10,000 Bullets   Exploring the world of Cinema from the Arthouse to the Grindhouse™

Written by: on July 6th, 2006

Theatrical Release Dates: UK, 1972
Roy Ward Baker
Robert Block
Peter Cushing, Charlotte Rampling, Herbert Lom, Britt Ekland

DVD released: July 25th, 2006
Approximate running time:
89 Minutes
Aspect Ratio:
1.85:1 Anamorphic Widescreen
Dolby Digital mono
DVD Release:
Dark Sky Films
Region Coding:
Region 0 NTSC
Retail Price:

The Asylum is shorthanded after its lead Doctor Starr has nervous breakdown and has to be admitted into the asylum for treatment. Doctor Martin arrives for his interview with Doctor Starr only to find out about his sickness. Doctor Rutherford has taken over as the lead doctor of the asylum and if Doctor Martin is able to deduct without any clues which one of the patients is Doctor Starr he will be given a job at the asylum?

The Asylum like most Amicus productions is a collection of stories which tie each other together in the end. There are a total of five stories that make up the films plot. The first and main story is that of Doctor Martin who interviews the various patience’s that tell him them their stories while he tries to figure out who is Doctor Starr?  The second story is about husband who will do anything even commit murder to leave his wife for his mistress. The third story is a father who wants a tailor to make his son a suit out of the most unusual fabric. The fourth story is about a demented woman who has an imaginary friend who does bad things like kill those close to her. The final tale is about a patient who has the power to transfer his soul into dolls which he uses to do his evil bidding.  

Asylum was directed by Roy Ward Baker who directed several episodes for the television series “The Avengers” and he also was one of Hammer studio’s most prolific directors. His direction in Asylum is polished and it compliments the stories perfectly without ever getting to flashy. The screenplay was written by Robert Block who will forever be remembered for writing the Novel “Psycho”. Each of the stories that make up Asylums main plot are genuinely creepy and unique. The best of the lot would have to be the fourth tale with actresses Charlotte Rampling and Britt Ekland. Both actress give chilling performances. The film also features other great performances by Peter Cushing, Herbert Lom and Patrick Magee. Douglas Gamley’s majestic score is pitch-perfect.

Overall Asylum is classic British horror and essentially viewing of all fans of this genre of films.

The DVD:

Asylum is presented in an anamorphic widescreen that preserves the films original 1.85:1 aspect ratio. Colors look nicely saturated and details look sharp through out. Outside of noticeable grain this is the best the film has ever looked on home video.

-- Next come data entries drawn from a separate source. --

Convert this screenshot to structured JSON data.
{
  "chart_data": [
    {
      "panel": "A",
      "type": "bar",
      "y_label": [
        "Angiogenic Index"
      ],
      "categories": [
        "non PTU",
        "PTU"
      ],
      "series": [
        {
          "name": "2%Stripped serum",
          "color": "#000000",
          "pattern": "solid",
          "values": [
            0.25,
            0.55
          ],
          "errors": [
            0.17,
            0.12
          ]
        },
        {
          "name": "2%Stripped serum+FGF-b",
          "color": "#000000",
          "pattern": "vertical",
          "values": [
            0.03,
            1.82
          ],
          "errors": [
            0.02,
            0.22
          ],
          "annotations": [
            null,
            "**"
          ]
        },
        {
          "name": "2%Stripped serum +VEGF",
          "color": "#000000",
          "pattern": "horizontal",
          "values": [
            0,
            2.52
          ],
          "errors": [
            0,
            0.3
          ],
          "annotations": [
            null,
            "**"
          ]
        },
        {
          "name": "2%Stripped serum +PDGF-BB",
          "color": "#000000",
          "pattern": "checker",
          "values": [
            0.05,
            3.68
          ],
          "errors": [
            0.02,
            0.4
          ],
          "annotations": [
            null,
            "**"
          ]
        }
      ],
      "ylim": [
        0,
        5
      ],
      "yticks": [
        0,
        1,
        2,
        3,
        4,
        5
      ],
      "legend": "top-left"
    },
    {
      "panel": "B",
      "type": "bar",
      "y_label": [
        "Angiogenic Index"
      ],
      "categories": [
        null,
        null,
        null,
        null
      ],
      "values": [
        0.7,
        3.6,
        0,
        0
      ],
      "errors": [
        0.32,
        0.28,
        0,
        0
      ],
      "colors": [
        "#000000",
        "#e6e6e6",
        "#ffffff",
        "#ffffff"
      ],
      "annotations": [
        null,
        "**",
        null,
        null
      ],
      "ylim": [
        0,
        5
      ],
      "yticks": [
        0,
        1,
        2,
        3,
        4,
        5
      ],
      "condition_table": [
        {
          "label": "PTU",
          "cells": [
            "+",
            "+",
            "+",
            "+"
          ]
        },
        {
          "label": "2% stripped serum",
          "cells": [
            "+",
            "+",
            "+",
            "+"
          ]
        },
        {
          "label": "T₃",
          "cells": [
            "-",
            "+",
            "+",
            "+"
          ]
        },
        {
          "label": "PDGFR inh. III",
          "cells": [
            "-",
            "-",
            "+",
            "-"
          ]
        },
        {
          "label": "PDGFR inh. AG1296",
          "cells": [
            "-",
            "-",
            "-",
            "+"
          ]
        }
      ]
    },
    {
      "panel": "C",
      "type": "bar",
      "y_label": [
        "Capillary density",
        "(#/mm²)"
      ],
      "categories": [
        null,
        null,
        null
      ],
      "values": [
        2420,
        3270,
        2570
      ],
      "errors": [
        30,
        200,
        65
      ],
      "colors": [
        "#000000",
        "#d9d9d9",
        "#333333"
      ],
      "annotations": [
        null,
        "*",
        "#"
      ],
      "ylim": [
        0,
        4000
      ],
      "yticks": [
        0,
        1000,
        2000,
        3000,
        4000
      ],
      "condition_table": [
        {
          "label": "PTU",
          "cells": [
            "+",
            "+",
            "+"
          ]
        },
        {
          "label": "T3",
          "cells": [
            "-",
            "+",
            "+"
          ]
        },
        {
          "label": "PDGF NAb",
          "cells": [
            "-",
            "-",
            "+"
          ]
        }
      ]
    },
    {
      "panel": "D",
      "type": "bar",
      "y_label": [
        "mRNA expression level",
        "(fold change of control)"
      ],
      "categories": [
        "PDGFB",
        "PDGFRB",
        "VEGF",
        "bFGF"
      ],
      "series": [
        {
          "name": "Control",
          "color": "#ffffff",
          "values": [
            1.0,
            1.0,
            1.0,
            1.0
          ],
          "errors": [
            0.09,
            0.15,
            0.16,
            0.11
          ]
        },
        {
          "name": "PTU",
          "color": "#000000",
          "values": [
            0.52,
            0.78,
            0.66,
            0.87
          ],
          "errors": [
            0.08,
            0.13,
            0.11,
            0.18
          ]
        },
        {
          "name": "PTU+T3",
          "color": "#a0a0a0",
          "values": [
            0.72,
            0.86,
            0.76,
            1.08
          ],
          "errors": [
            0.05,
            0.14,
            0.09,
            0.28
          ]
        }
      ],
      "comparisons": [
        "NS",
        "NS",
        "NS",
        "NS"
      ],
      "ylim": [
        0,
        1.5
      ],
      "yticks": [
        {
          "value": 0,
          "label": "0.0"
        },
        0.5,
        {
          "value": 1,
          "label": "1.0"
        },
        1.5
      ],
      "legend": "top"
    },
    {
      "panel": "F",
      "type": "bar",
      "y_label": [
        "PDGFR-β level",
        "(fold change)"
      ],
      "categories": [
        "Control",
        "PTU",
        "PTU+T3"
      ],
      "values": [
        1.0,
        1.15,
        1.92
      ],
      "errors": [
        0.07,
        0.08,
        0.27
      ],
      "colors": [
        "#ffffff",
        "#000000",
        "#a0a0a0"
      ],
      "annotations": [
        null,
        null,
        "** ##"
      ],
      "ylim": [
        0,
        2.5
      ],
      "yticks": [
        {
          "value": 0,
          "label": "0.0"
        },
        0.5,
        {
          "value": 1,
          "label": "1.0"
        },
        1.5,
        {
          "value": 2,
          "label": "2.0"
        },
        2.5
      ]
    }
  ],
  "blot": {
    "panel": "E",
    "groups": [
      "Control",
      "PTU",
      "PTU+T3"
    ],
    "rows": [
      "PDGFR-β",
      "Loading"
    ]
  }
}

This release comes with one audio option the films original English language track which is presented in a Dolby Digital mono.  There are no problems with hiss, distortion or any other sounds defects. Outside of a few minor instances when the audio sounds a tad too thin the rest of the mix more then gets the job done. Removable subtitles have also been included.

Extras include trailers for Asylum, And Now the Screaming Starts and The Beast Must Die, a still gallery, text bios for cast and crew members. Other extras include the twenty minute documentary titled “Inside the Fear Factory” which includes interviews with Max Rosenberg, Roy Ward Baker, and Freddie Francis. The interviews are all great as the various participants discuss the history of Amicus films. The final extra include for this release is an audio commentary with Roy Ward Baker (director), Neil Binney (cameraman) and this track is moderated by Marcus Hearn. This release also comes with a DVD insert that includes liner notes about Asylum written by Chris Gullo.

Asylum had been previous released in the UK as part of Anchor Bay’s Amicus collection. Dark Sky Films wisely ports over all the extras included from that release for their release. Now fans in region 1 of Amicus and Asylum can finally own a DVD edition of that is truly worthy of this exceptional film.